SK Pension Fund Cuts Back on Stocks

December 29, 2008 (PLANSPONSOR.com) - In the wake of the recent market turmoil, South Korea's National Pension Service will cut back on its allocation to equities.

The NPS,South Korea’s largest institutional investor, is now aiming to invest just 20.6% of its assets in equity markets, down from the previous target of 29.7%, the Ministry for Health, Welfare and Family Affairs said in a statement.    The NPS lowered its domestic stock investment target to 17% of its assets (from the previous target of 20.3%), and reduced its planned investment in overseas stocks to 3.6% from the previous 9.4% target, according to Reuters.  
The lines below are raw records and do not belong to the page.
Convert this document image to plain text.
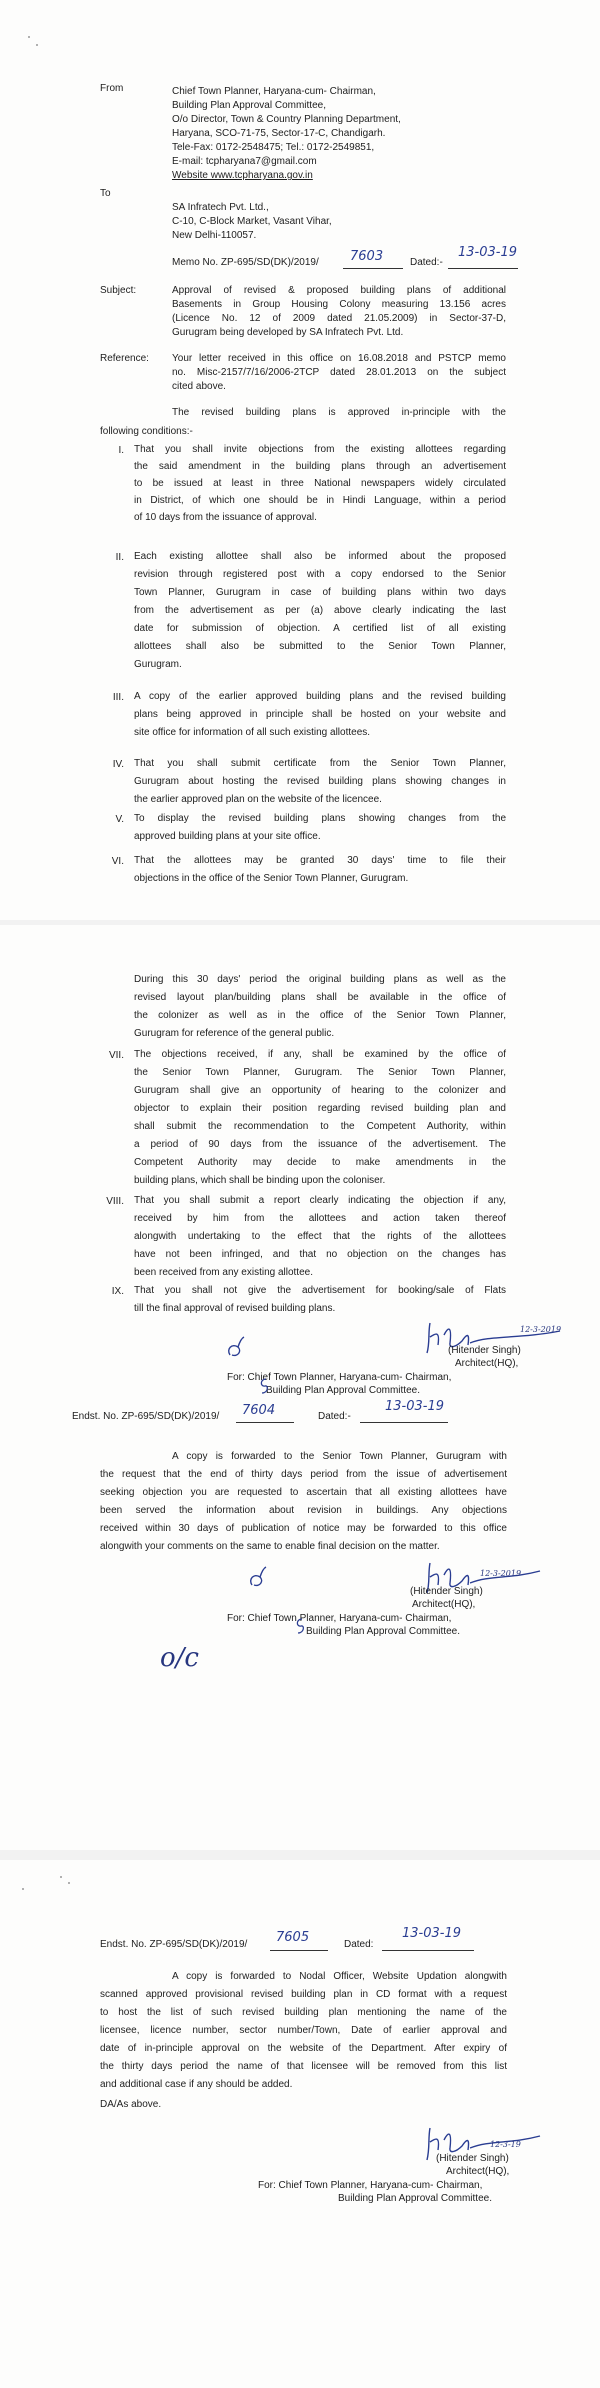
From	Chief Town Planner, Haryana-cum- Chairman,
Building Plan Approval Committee,
O/o Director, Town & Country Planning Department,
Haryana, SCO-71-75, Sector-17-C, Chandigarh.
Tele-Fax: 0172-2548475; Tel.: 0172-2549851,
E-mail: tcpharyana7@gmail.com
Website www.tcpharyana.gov.in
To
SA Infratech Pvt. Ltd.,
C-10, C-Block Market, Vasant Vihar,
New Delhi-110057.
Memo No. ZP-695/SD(DK)/2019/ 7603	Dated:-
13-03-19
Subject:	Approval of revised & proposed building plans of additional
Basements in Group Housing Colony measuring 13.156 acres
(Licence No. 12 of 2009 dated 21.05.2009) in Sector-37-D,
Gurugram being developed by SA Infratech Pvt. Ltd.
Reference: Your letter received in this office on 16.08.2018 and PSTCP memo
no. Misc-2157/7/16/2006-2TCP dated 28.01.2013 on the subject
cited above.
The revised building plans is approved in-principle with the
following conditions:-
I. That you shall invite objections from the existing allottees regarding
the said amendment in the building plans through an advertisement
to be issued at least in three National newspapers widely circulated
in District, of which one should be in Hindi Language, within a period
of 10 days from the issuance of approval.
II. Each existing allottee shall also be informed about the proposed
revision through registered post with a copy endorsed to the Senior
Town Planner, Gurugram in case of building plans within two days
from the advertisement as per (a) above clearly indicating the last
date for submission of objection. A certified list of all existing
allottees shall also be submitted to the Senior Town Planner,
Gurugram.
III. A copy of the earlier approved building plans and the revised building
plans being approved in principle shall be hosted on your website and
site office for information of all such existing allottees.
IV. That you shall submit certificate from the Senior Town Planner,
Gurugram about hosting the revised building plans showing changes in
the earlier approved plan on the website of the licencee.
V. To display the revised building plans showing changes from the
approved building plans at your site office.
VI. That the allottees may be granted 30 days' time to file their
objections in the office of the Senior Town Planner, Gurugram.
During this 30 days' period the original building plans as well as the
revised layout plan/building plans shall be available in the office of
the colonizer as well as in the office of the Senior Town Planner,
Gurugram for reference of the general public.
VII. The objections received, if any, shall be examined by the office of
the Senior Town Planner, Gurugram. The Senior Town Planner,
Gurugram shall give an opportunity of hearing to the colonizer and
objector to explain their position regarding revised building plan and
shall submit the recommendation to the Competent Authority, within
a period of 90 days from the issuance of the advertisement. The
Competent Authority may decide to make amendments in the
building plans, which shall be binding upon the coloniser.
VIII. That you shall submit a report clearly indicating the objection if any,
received by him from the allottees and action taken thereof
alongwith undertaking to the effect that the rights of the allottees
have not been infringed, and that no objection on the changes has
been received from any existing allottee.
IX. That you shall not give the advertisement for booking/sale of Flats
till the final approval of revised building plans.
12-3-2019
(Hitender Singh)
Architect(HQ),
For: Chief Town Planner, Haryana-cum- Chairman,
Building Plan Approval Committee.
Endst. No. ZP-695/SD(DK)/2019/ 7604	Dated:-
13-03-19
A copy is forwarded to the Senior Town Planner, Gurugram with
the request that the end of thirty days period from the issue of advertisement
seeking objection you are requested to ascertain that all existing allottees have
been served the information about revision in buildings. Any objections
received within 30 days of publication of notice may be forwarded to this office
alongwith your comments on the same to enable final decision on the matter.
12-3-2019
(Hitender Singh)
Architect(HQ),
For: Chief Town Planner, Haryana-cum- Chairman,
Building Plan Approval Committee.
o/c
Endst. No. ZP-695/SD(DK)/2019/ 7605	Dated:
13-03-19
A copy is forwarded to Nodal Officer, Website Updation alongwith
scanned approved provisional revised building plan in CD format with a request
to host the list of such revised building plan mentioning the name of the
licensee, licence number, sector number/Town, Date of earlier approval and
date of in-principle approval on the website of the Department. After expiry of
the thirty days period the name of that licensee will be removed from this list
and additional case if any should be added.
DA/As above.
12-3-19
(Hitender Singh)
Architect(HQ),
For: Chief Town Planner, Haryana-cum- Chairman,
Building Plan Approval Committee.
“The fund had to revise its 2009 investment plan as instability in global markets is expected to persist,” National Pension, set up in 1988 and now covering private sector employees and those who are self-employed, said in the statement, according to the Bloomberg report. “We also needed to respond flexibly to unstable market conditions both at home and overseas.”

Alternatives Up

Alternative investments, such as private equity, infrastructure, and real estate, are projected to make up 6% of the fund’s investment portfolio at year-end 2009, higher than the fund’s original target of 3.9%, it said.

The NPS plans to boost purchases of local bonds, lifting its total bond investment target next year to 73.4% of its assets from the previous 66.4%.   According to the AFP, the pension fund had been planning to increase its stock holdings to 40% of the total by 2012 until the global financial turmoil intensified in mid-September.

The fund expects assets to rise to 256 trillion won by the end of next year, from 225 trillion won ($178 billion) at present, according to Bloomberg.